EAST PROVIDENCE, R.I. | Two years ago, it would have been unthinkable that both seats held by Kennedy family members could be won by Republicans.
But Scott Brown’s January election to Sen. Edward M. Kennedy’s former Massachusetts seat paved the way, and now the GOP is hoping Rhode Island state Rep. John J. Loughlin II will give an encore performance in the race for the U.S. House seat held by Patrick J. Kennedy, the late senator’s son, in Tuesday’s election.
“What we are finding in Rhode Island is exactly what we found in Massachusetts during Scott Brown’s election, and that is extreme voter unrest about the liberal, big-government, agenda that is bankrupting our nation,” said Eric Fehrnstrom, the architect of Mr. Brown’s win and now a strategist with the Loughlin campaign.

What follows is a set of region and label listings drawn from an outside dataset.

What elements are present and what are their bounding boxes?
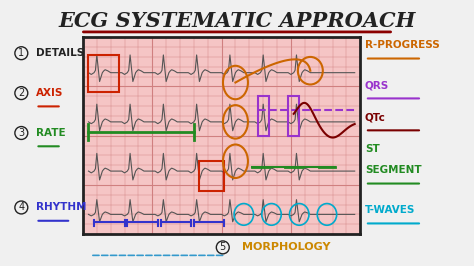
Text: ST: ST bbox=[365, 144, 380, 154]
Text: 3: 3 bbox=[18, 128, 24, 138]
Text: QRS: QRS bbox=[365, 80, 389, 90]
Bar bbox=[200, 161, 224, 191]
Text: 1: 1 bbox=[18, 48, 24, 58]
Text: RHYTHM: RHYTHM bbox=[36, 202, 86, 213]
Text: 5: 5 bbox=[219, 242, 226, 252]
Text: DETAILS: DETAILS bbox=[36, 48, 84, 58]
Text: AXIS: AXIS bbox=[36, 88, 63, 98]
Text: ECG SYSTEMATIC APPROACH: ECG SYSTEMATIC APPROACH bbox=[58, 11, 416, 31]
Bar bbox=[89, 55, 119, 92]
Text: R-PROGRESS: R-PROGRESS bbox=[365, 40, 440, 50]
Text: SEGMENT: SEGMENT bbox=[365, 165, 421, 175]
Text: 4: 4 bbox=[18, 202, 24, 213]
Bar bbox=[288, 96, 299, 136]
Text: T-WAVES: T-WAVES bbox=[365, 205, 415, 215]
Text: RATE: RATE bbox=[36, 128, 65, 138]
Bar bbox=[258, 96, 269, 136]
Text: QTc: QTc bbox=[365, 112, 386, 122]
Text: 2: 2 bbox=[18, 88, 25, 98]
Text: MORPHOLOGY: MORPHOLOGY bbox=[242, 242, 330, 252]
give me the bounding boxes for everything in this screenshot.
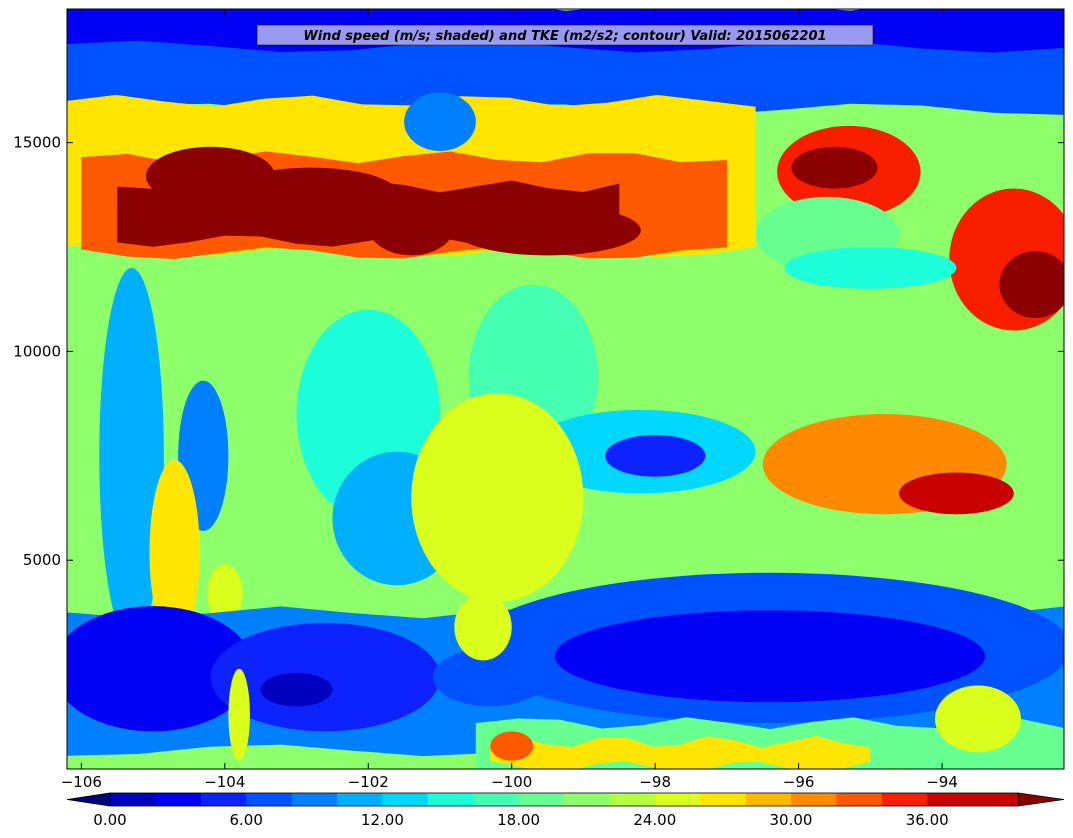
contour-blob bbox=[99, 267, 164, 644]
contour-blob bbox=[228, 668, 250, 761]
plot-frame bbox=[66, 8, 1065, 770]
contour-blob bbox=[210, 622, 440, 732]
colorbar-segment bbox=[246, 793, 293, 806]
plot-area bbox=[67, 9, 1064, 769]
colorbar-segment bbox=[155, 793, 202, 806]
colorbar-frame bbox=[109, 792, 1019, 807]
colorbar-extend-max bbox=[1017, 792, 1065, 807]
contour-blob bbox=[149, 459, 200, 644]
y-tick-label: 10000 bbox=[13, 342, 61, 360]
y-axis: 5000 10000 15000 bbox=[13, 134, 1064, 569]
contour-band bbox=[490, 735, 871, 769]
colorbar-tick-label: 0.00 bbox=[93, 811, 126, 829]
contour-blob bbox=[260, 672, 333, 707]
colorbar-segment bbox=[337, 793, 383, 806]
colorbar-segment bbox=[564, 793, 610, 806]
x-axis: −106 −104 −102 −100 −98 −96 −94 bbox=[61, 9, 958, 791]
colorbar-segment bbox=[881, 793, 928, 806]
colorbar: 0.00 6.00 12.00 18.00 24.00 30.00 36.00 bbox=[66, 792, 1065, 829]
colorbar-tick-label: 30.00 bbox=[770, 811, 813, 829]
contour-blob bbox=[934, 685, 1021, 753]
colorbar-segment bbox=[745, 793, 792, 806]
contour-blob bbox=[206, 564, 243, 623]
colorbar-segment bbox=[518, 793, 565, 806]
colorbar-segment bbox=[927, 793, 974, 806]
colorbar-segment bbox=[654, 793, 701, 806]
colorbar-segment bbox=[200, 793, 247, 806]
y-tick-label: 5000 bbox=[23, 551, 61, 569]
colorbar-tick-label: 6.00 bbox=[229, 811, 262, 829]
colorbar-tick-label: 36.00 bbox=[906, 811, 949, 829]
contour-blob bbox=[999, 251, 1064, 319]
chart-title: Wind speed (m/s; shaded) and TKE (m2/s2;… bbox=[303, 29, 826, 44]
colorbar-segment bbox=[291, 793, 338, 806]
x-tick-label: −100 bbox=[491, 773, 532, 791]
x-tick-label: −96 bbox=[783, 773, 815, 791]
chart-title-box: Wind speed (m/s; shaded) and TKE (m2/s2;… bbox=[256, 24, 874, 46]
x-tick-label: −94 bbox=[926, 773, 958, 791]
colorbar-extend-min bbox=[66, 792, 111, 807]
contour-blob bbox=[784, 247, 957, 289]
x-tick-label: −104 bbox=[204, 773, 245, 791]
colorbar-segment bbox=[836, 793, 883, 806]
contour-blob bbox=[67, 606, 254, 732]
contour-blob bbox=[411, 393, 584, 602]
colorbar-segment bbox=[473, 793, 520, 806]
x-tick-label: −98 bbox=[639, 773, 671, 791]
contour-blob bbox=[604, 434, 706, 477]
contour-blob bbox=[490, 731, 534, 761]
colorbar-segment bbox=[609, 793, 656, 806]
y-tick-label: 15000 bbox=[13, 134, 61, 152]
contour-blob bbox=[454, 205, 641, 256]
contour-blob bbox=[791, 146, 878, 189]
colorbar-segment bbox=[791, 793, 837, 806]
colorbar-segment bbox=[427, 793, 474, 806]
contour-blob bbox=[899, 472, 1014, 515]
contour-blob bbox=[224, 167, 397, 218]
x-tick-label: −102 bbox=[348, 773, 389, 791]
x-tick-label: −106 bbox=[61, 773, 102, 791]
contour-blob bbox=[404, 92, 476, 151]
colorbar-tick-label: 12.00 bbox=[361, 811, 404, 829]
colorbar-tick-label: 24.00 bbox=[633, 811, 676, 829]
colorbar-segment bbox=[972, 793, 1019, 806]
colorbar-tick-label: 18.00 bbox=[497, 811, 540, 829]
colorbar-segment bbox=[382, 793, 429, 806]
colorbar-segment bbox=[110, 793, 156, 806]
contour-blob bbox=[454, 593, 512, 661]
colorbar-segment bbox=[700, 793, 747, 806]
contour-blob bbox=[368, 196, 455, 256]
contour-blob bbox=[554, 610, 986, 703]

“People are just now beginning to wake up to the fact that our country is on the brink of financial ruin and Rhode Island is not immune to the voter backlash that we are witnessing in other parts of the country.”
An NBC10-Quest Research poll released Thursday found Mr. Loughlin trailing Democratic nominee David M. Cicilline by just 2 percentage points.
Whatever the outcome of the race, the election will mark the end of an era in American politics that dates back to 1946 when John F. Kennedy won a House seat in Massachusetts. Each year since then, at least one member of the Kennedy family has been in the White House, the U.S. House, or the U.S. Senate.
“It really is the end of the line for the Kennedys politically because when Patrick Kennedy leaves office I think the only Kennedy left is someone on the Santa Monica City Council,” said Darrell M. West, a former Brown University professor who now works at the left-leaning Brookings Institution. “When you think about the fact that at one point they had a president and two senators and now they are down to a city council seat, that pretty much tells the story.”
Robert S. Shriver, a nephew to the former president and brother of California’s first lady, Maria Shriver, is serving his second term on the Santa Monica City Council, this time as mayor.
In Rhode Island, the GOP’s odds of winning the 1st Congressional District increased in February after Patrick J. Kennedy abruptly announced that he would not seek re-election to the seat he has held since 1995.
Now days before Election Day, analysts say Mr. Cicilline, the mayor of Providence, has a slight edge over Mr. Loughlin in the race to represent this diverse district, which extends from the working-class neighborhoods of Woonsocket to the wealthier coastal community of Newport, where John Fitzgerald Kennedy married Jacqueline Bouvier in 1953.
Analysts say Providence Mayor David M. Cicilline, a Democrat, leads Mr. Loughlin, a Republican, in the race to represent this diverse district, which extends from the working-class neighborhoods of Woonsocket to the wealthier coastal community of Newport, where John Fitzgerald Kennedy married Jacqueline Bouvier in 1953.
But the White House isn’t taking any chances and is worried enough to deploy President Obama here this week to campaign for Mr. Cicilline. Meanwhile, Republicans held campaign rallies with Mr. Brown and Republican National Committee Chairman Michael S. Steele.
“No one is safe in this environment - even in Rhode Island,” said William J. Lynch, who recently stepped down as state Democratic Party chairman after 12 years. “This area is no longer just a blind, openly liberal safe area. Those days are gone.”
Asked why, Mr. Lynch pointed to voter registration numbers over the past two decades that show Rhode Island has gone from having 60 percent of voters registered as Democrats to 60 percent of voters registered as independents.
In many ways, this race and the congressional and gubernatorial races across the country have boiled down to a referendum on opposing governing philosophies, including the big-government approach that the Kennedys helped cultivate during their 64 years in elected office.